Fred Torres (left) and David LaChapelle in 2011.
Photo: ©Patrick McMullan== Photo - WILL RAGOZZINO/PatrickMcMullan.com.

The stakes in the legal feud between celebrity photographer David LaChapelle and his former agent and dealer Fred Torres got a lot higher on August 8, when LaChapelle filed a $2.8 million lawsuit against Torres in New York State Supreme Court. The suit, filed by LaChapelle and his company David LaChapelle Studios against Torres, his gallery Fred Torres Collaborations, and Fine Art Accounts, claims the gallerist owes the photographer precisely $2,826,844.84, plus another $650,000 in personal loans, according to Courthouse News.

In the suit, LaChapelle explains the terms of his agreement with Torres beginning in 2005 as such:

[Torres] negotiated art sales, sent invoices to buyers, collected the proceeds from sales, consignments and exhibitions, paid vendors, deducted a percentage for [his] services and remitted a percentage to plaintiffs.
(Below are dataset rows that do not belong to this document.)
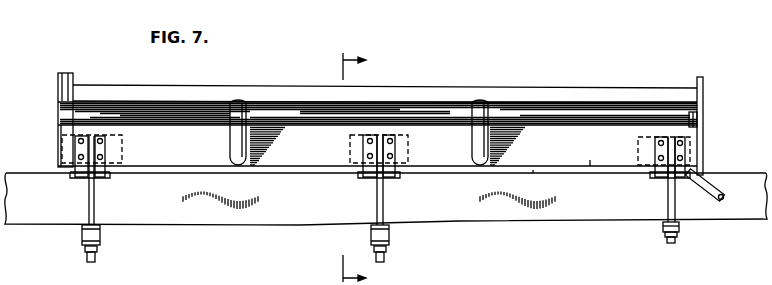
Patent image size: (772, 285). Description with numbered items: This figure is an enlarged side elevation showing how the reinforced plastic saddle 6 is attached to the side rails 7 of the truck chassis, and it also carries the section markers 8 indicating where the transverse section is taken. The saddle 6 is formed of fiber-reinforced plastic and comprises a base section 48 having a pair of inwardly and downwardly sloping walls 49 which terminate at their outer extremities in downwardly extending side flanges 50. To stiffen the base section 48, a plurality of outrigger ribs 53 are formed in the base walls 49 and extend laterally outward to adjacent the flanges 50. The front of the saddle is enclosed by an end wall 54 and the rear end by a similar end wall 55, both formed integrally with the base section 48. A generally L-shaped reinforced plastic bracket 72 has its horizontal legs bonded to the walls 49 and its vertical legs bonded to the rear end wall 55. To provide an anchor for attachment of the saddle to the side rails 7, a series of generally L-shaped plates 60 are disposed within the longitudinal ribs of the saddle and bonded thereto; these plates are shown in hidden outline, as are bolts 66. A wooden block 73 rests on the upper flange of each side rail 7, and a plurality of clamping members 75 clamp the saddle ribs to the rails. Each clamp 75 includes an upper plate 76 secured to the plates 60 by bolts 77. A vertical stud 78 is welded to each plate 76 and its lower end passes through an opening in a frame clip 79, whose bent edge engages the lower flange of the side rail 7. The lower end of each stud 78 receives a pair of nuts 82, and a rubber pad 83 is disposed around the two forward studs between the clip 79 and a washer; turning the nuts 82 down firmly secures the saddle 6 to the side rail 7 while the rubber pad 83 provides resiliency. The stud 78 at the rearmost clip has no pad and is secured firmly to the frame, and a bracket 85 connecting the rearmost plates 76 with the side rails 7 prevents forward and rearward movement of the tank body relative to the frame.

The reinforced plastic saddle 6 is at (610, 86).
The side rails 7 is at (278, 222).
The section line 8- 8 is at (342, 166).
The base section 48 is at (588, 158).
The sloping walls 49 is at (537, 105).
The side flanges 50 is at (418, 88).
The outrigger ribs 53 is at (230, 150).
The front end wall 54 is at (58, 113).
The rear end wall 55 is at (703, 86).
The L-shaped plates 60 is at (350, 148).
The bolts 66 is at (122, 148).
The L-shaped reinforced plastic bracket 72 is at (697, 122).
The wooden block 73 is at (533, 170).
The clamping members 75 is at (375, 177).
The upper plate 76 is at (78, 176).
The bolts 77 is at (78, 157).
The vertical stud 78 is at (94, 205).
The frame clip 79 is at (82, 230).
The nuts 82 is at (85, 256).
The rubber pad 83 is at (392, 250).
The bracket 85 is at (712, 182).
Torres was essentially in charge of selling LaChapelle’s photos with little or no oversight from the artist—who retained the copyrights to his works—until late 2011. Then, according to LaChapelle’s lawsuit, he was approached by Torres who

breached the parties’ established protocol … [and] told LaChapelle that he needed authentication labels for approximately four hundred thousand dollars’ ($400,000.00) worth of art work that he/FTC already sold, but could not pay for because of alleged ‘cash flow’ problems.

When the parties reconvened in April of 2012, Torres’s accounts showed that he owed LaChapelle $1,092,110, a sum he agreed to repay the artist in $30,000 monthly installments. According to LaChapelle, Torres never made a single one of those payments. By November of 2012, according to the lawsuit, the dealer’s debt to LaChapelle had nearly tripled, to $2.8 million, at which time the artist ended his agreement with Torres.

However, LaChapelle’s complaint claims:

since the notice of termination, Torres/FTC represented to the media that they represented LaChapelle’s artwork, arranged and promoted an unauthorized gallery showing of that artwork, continued and continue to sell LaChapelle catalogues on their Internet website, and continue to exhibit LaChapelle’s work in various locations in Manhattan.

LaChapelle is now represented by Paul Kasmin, where he had a solo show in January.